IT onvoldoende ingezet bij organisatieverbetering

Nederlandse bedrijven en instellingen zetten informatietechnologie onvoldoende in bij het realiseren van de noodzakelijke innovatie. Naast de gebrekkige inzet van IT-ontwikkelingen, blijken de bedrijven innovatie bij de werknemer in beperkte mate te stimuleren. Dit blijkt uit het jaarlijks IT Trends onderzoek van het Business & IT Trends Institute onder Nederlandse bedrijven en overheidsinstellingen.

Hoewel de organisaties het belang van IT ontwikkelingen onderkennen, maken zij nauwelijks gebruik van specifieke software om organisatieverbetering en innovatie te faciliteren en blijft de rol van de IT-functie tot een minimum beperkt. De IT-afdelingen van de bedrijven worden niet of nauwelijks betrokken bij organisatieverbetering en innovatie, terwijl een flexibele en snel aanpasbare IT-...

Jos Steynebrugh
Dit is het zoveeelste spookbericht als zou innovatie beginnen in ICT-county. Zeker is dat ICT een zeer belangrijk instrument is bij innovatie, immers, ICT is in wezen NIETS anders dan een afspiegeling van wat we doen (bedrijfsprocessen) in een virtuele ruimte.

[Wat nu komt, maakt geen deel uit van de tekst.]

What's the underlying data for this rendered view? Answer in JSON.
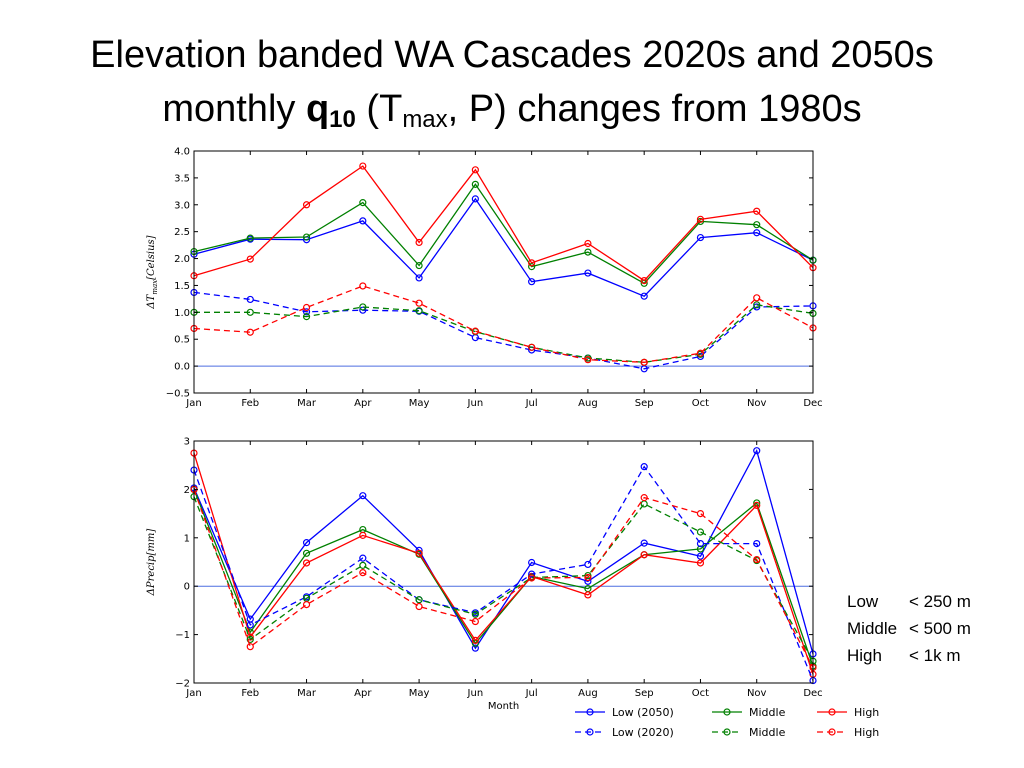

In de bijna 20 jaar bij een ICT-multinational heb ik alle belangrijke stromingen in ICT-land gezien, meegemaakt en gemarket. Daartussen zat één stroming die maar niet van de grond wilde komen: datamining. En dat, terwijl deze nobele kunst toch zeer verrassende doorkijkjes in onze bedrijfsprocessen kan opleveren. Waarom komt dit jonge veelbelovende renpaardveulen zo moeilijk op vier poten?

Eerste voorbeeld.
De jaarlijks (of bij US GAAP 3 maandelijkse horror): budgetronde.
Van elke Technologie-Produkt-Markt combinatie (50% van de bedrijven zijn hier al weg) onze verrichtingen in aantallen en geld (rest nog 25%) maar ook die van Concurrent 1,2 en 3 (nog 10% over) en de rest samengeveegd in één groep (5% over). En dat voor twee jaar geleden, lopend jaar en schatting voor over twee jaar. (1% over). De percentages zijn schattingen uit opmerkingen en constateringen)

Conclusie 1: vitale data zijn gewoon niet beschikbaar

Tweede voorbeeld
Nog niet zo lang geleden hebben wij bij vier grote bedrijven hebben wij een 360 graden feedbackscan opgetuigd. Daarvoor zijn een aantal basisgegevens noodzakelijk: personeelsnummer (unifier), achternaam, initialen, emailadres, telefoon, geboortedatum, datum in dienst, en optioneel datum in huidige functie, opleiding. Dezelfde gegevens van boven- en ondergeschikte en drie collegae. “Eitje”, zult u zeggen. Mis !!!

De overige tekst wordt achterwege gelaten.